In honor of the king without a ring...Go Mavs!!  

JET
JET

Dallas Mavericks, AND JASON TERRY, World Champions!

Fuse10304
Fuse10304

The greatest tattoo in the world was actually put on before the season started. So that makes it even better. Just enjoy YOUR 2010-2011 NBA Champs. The DALLAS MAVERICKS!!!

Dragulcius
Dragulcius

Michael, Who's the Moron of the week now?
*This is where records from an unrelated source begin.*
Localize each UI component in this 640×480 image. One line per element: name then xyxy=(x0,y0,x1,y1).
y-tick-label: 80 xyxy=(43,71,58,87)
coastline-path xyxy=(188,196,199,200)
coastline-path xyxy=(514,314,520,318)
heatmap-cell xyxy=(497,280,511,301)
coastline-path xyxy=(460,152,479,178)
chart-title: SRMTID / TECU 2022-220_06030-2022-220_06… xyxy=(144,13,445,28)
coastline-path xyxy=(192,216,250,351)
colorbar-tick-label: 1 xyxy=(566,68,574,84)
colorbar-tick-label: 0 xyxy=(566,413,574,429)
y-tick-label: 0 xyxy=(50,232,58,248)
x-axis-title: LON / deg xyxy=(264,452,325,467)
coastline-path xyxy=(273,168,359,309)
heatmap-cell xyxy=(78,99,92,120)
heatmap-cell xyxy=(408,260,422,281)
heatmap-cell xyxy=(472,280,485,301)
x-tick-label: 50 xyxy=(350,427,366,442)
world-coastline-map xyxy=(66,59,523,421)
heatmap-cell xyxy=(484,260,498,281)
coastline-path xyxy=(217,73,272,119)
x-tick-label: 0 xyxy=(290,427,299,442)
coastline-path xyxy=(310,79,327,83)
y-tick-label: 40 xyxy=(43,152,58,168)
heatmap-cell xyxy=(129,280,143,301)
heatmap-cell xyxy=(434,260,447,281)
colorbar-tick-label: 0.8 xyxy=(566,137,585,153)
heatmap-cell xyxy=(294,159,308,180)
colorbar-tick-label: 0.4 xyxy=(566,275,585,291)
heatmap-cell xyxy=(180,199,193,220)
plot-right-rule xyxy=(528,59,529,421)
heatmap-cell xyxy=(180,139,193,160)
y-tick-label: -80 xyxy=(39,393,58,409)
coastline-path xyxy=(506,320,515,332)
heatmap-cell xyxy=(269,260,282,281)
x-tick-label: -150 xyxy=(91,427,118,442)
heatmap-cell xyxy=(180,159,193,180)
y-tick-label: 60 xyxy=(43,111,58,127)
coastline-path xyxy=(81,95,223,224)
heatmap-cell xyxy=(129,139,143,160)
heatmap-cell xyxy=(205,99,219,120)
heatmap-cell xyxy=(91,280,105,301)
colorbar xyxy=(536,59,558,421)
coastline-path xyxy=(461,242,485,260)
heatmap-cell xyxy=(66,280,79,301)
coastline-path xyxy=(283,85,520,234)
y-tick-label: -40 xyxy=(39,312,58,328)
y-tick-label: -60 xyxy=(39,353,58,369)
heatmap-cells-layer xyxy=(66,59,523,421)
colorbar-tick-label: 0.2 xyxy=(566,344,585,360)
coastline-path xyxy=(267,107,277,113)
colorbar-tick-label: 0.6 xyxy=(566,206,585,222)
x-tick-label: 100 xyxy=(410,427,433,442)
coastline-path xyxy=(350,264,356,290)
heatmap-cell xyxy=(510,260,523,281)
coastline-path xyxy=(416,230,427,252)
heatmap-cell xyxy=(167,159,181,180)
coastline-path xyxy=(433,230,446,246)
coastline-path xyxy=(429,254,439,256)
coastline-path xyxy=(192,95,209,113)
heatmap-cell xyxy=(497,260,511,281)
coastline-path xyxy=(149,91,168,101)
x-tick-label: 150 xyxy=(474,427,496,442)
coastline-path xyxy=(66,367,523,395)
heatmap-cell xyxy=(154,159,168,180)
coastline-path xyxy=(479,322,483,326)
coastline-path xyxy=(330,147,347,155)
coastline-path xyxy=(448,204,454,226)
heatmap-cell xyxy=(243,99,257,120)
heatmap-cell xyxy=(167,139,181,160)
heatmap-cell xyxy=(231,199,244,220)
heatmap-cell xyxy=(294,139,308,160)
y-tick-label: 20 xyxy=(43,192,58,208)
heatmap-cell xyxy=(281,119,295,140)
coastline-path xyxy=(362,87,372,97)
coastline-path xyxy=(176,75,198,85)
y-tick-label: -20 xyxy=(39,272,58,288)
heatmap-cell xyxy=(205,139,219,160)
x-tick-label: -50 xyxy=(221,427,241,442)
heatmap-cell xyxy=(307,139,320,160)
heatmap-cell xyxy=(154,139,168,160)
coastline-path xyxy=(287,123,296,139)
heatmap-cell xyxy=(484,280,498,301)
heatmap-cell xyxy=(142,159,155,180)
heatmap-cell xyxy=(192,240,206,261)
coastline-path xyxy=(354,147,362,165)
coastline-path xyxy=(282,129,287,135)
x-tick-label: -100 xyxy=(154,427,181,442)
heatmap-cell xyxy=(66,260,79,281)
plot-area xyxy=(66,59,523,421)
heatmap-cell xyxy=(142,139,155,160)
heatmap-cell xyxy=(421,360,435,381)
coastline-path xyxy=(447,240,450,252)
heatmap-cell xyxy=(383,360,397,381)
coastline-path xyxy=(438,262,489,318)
Answer: You.

Jacobeli2011
Jacobeli2011

HE "BELIEVE " AND IT CAME TRUE !!!! YEAH MAVS 2011 CHAMPS! SUCK MY DIRK HATERS!!!1

mavs
mavs

who's laughing now?

JazzTHEREALEST
JazzTHEREALEST

I guess now yall can shut the F*** up....2011 NBA CHAMPS DALLAS MAVERICKS..IN YO MUTHAF***** FACE

Danny_dgo7
Danny_dgo7

hahahaha guess yall are the stupid ones for talking shit prematurely ... dallas mavs babyyyyyy!!!!

ACHACON51
ACHACON51

You look pretty dumb now..lol  DALLAS - WORLD CHAMPIONS

Jaygee75215
Jaygee75215

wade with his cry baby i think i broke my hip chris bosh which should be christina bosh lebron like frankenberry...man please even if dallas lost we still better than all three of them girls.

Timeismoney123
Timeismoney123

he was offended by the celebration in which lebron and wade were shadow boxing after a big shot. not when wade held his hand up. but yeah fuck jason terry the worst player on their team.

Hoopman45
Hoopman45

what do u have to say now. can we get a bink for baby Bosh Bosh!